Fig. 6. Oil Red O (ORO) analysis of plaque area in ldlr−/− mice treated with free celastrol or Cel-MC.

(a) Representative fluorescence microscopy images of ORO stained, frozen aorta sections from free celastrol, blank MC or Cel-MC treated ldlr−/− mice. Top images represent brightfield microscopy, while bottom images were obtained with fluorescence microscopy of DAPI-stained nuclei (blue) and lipid-rich plaques (red). All images were acquired at 20x magnification. (b) Quantification of ORO staining area for free celastrol, Blank MC, and Cel MC treated aorta sections. P-value was calculated using Dunn’s multiple comparisons test. Data points represent imaged sections from discrete portions along the length of the aorta, all data points shown on graph. Bars represent the mean and standard deviation, n = 12 for free celastrol, n = 11 for Blank MC, and n = 14 for Cel-MC.

4. Conclusions

Encapsulation of celastrol into PEG-b-PPS micelles resulted in significant decreases in both effective dose required to inhibit NF-κB as well as cytotoxicity in vitro. In vivo, Cel-MC modulated the proportional makeup of immune cell populations within atherosclerotic plaques and systemically, both of which contribute to the development and progression of atherosclerosis. As a demonstration of therapeutic efficacy, Cel-MC reduced plaque area compared to Blank MC controls in high fat diet fed ldlr−/− mice. Together, these findings provide proof of concept that PEG-b-PPS nanocarriers can drastically enhance the therapeutic utility of celastrol both in vitro and in vivo. With regards to atherosclerosis, we have demonstrated that targeted delivery of an anti-inflammatory small molecule inhibitor to immune cells results in a significant reduction of a marker for plaque progression.

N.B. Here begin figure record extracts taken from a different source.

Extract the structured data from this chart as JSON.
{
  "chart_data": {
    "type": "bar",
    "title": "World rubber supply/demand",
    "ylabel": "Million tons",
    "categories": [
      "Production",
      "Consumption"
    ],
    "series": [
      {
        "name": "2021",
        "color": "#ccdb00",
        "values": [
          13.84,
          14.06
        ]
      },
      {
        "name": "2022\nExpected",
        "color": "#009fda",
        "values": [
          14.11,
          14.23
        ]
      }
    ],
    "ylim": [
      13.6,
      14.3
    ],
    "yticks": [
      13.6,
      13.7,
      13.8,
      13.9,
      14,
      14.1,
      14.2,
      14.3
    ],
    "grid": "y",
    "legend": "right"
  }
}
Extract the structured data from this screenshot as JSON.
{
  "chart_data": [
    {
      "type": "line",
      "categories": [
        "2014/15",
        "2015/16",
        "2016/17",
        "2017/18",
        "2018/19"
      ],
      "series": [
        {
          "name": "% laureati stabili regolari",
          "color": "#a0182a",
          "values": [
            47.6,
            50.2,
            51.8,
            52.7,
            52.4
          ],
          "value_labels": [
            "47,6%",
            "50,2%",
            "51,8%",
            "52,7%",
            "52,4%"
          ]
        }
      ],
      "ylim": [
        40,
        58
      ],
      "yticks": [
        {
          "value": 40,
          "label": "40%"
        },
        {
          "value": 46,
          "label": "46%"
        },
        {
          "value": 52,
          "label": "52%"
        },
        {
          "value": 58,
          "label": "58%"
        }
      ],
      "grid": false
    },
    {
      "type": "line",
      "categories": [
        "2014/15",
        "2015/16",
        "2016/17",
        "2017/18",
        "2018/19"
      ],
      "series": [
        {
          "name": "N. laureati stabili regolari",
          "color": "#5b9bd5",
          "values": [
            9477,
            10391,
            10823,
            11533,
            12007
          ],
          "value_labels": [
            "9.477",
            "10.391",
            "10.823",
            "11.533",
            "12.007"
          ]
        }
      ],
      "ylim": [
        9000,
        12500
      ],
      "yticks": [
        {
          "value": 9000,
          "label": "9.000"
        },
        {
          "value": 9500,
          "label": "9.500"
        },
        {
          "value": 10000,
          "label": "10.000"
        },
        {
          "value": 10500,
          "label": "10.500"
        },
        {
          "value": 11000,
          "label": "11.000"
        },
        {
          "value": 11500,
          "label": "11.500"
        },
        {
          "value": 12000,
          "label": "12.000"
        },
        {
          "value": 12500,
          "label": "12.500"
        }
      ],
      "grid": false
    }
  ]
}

Mouse models of atherosclerosis are useful due to the myriad of tools available for murine research, but they only approximate some elements of human atherosclerosis. More advanced models, such as rabbit or non-human primate models, may be better suited to observe whether inhibition of NF-κB results in plaque changes more relevant to human atherosclerosis, such as an increase in plaque stability. Another topic for further investigation is whether highly selective targeting of immune cell populations within the plaques is preferable to broader systemic delivery to immune cells. This could be investigated with other nanocarrier morphologies, some of which are more likely to target the plaques³⁷, or surface-functionalized nanocarriers which can be directly targeted to particular tissues, organs and cells.